The stakes keep rising. A nuclear exchange would have catastrophic consequences for the two countries, including appalling ones for human security. Economically, even compared to the cost of the Covid-19 pandemic (both countries’ worst post-independence economic shock), the damage from nuclear use would likely be several times higher.

For onlookers, the use of a nuclear weapon for anything else than the tallest order of national interest — to ensure survival of the state — would be entirely unacceptable because the effects would be multidimensional and uncontainable, well beyond the breach of a norm in place since 1945. Among others, the hit to the global economy would be severe and systemic.

The UK, during the 2001-02 tensions, conservatively estimated at £20 billion the hit to its economy from a nuclear use in South Asia. In today’s currency and context, this figure alone might translate into nearly two- thirds of what that country is spending, supporting individuals and families in the pandemic.
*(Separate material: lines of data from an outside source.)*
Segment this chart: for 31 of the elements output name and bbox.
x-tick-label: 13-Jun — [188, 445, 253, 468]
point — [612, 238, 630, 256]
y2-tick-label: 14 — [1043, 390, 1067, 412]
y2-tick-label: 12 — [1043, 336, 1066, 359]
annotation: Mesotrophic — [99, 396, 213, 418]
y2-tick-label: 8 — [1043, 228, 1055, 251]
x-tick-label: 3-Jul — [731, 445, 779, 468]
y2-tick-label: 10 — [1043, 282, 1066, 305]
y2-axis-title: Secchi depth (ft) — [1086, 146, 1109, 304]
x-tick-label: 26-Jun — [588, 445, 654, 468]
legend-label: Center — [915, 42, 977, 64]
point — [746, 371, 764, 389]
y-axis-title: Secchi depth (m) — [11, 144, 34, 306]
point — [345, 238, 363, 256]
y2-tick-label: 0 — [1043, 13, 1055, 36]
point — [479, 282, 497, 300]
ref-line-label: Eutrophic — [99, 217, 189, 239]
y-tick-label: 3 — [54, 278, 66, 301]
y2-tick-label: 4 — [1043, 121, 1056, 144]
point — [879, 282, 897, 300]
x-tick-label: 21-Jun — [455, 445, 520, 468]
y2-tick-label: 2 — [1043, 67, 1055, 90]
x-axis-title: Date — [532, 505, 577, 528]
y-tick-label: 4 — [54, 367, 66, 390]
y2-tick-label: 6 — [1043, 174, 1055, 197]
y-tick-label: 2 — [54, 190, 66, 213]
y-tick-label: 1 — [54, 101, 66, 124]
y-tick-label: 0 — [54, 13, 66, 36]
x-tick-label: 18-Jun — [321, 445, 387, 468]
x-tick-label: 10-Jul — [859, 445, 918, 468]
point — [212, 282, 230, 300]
Wider damage, however hard to assess, would be commensurate to India and Pakistan’s joint rising share of global GDP and trade over the last generation. A recent US intelligence report suggests a doubling of India’s share of world GDP by 2040, lifting it to the third position, from sixth today. Since India now discusses technology and supply chain resilience at the Quad high table with the US, Japan and Australia, the future shared costs of a disruption from an imprudent or mistaken use of nuclear weapons in the region could rise even higher.

Growing consensus on seeing Asia through the Indo-Pacific lens is also reshaping the matter. China’s evolving profile as a nuclear-weapons state compounds India’s security challenges. But control over the drivers of the India-Pakistan nuclear deterrence and stability equation remains almost entirely in the hands of leaders in New Delhi and Islamabad. Yet implications for crisis management are unclear.

With such facts and many more, this situation and its policy implications become more widely accessible. For its part, the report concludes neither India nor Pakistan can afford to be complacent. Only they can choose to creatively overcome the challenges to nuclear deterrence stability. To this end, the study proposes 15 measures India and Pakistan’s leaderships can choose from to prioritise nuclear stability, without conceding that each can deter the other; that nuclear weapons are instruments of last resort, and mutual vulnerability can be a factor of stability.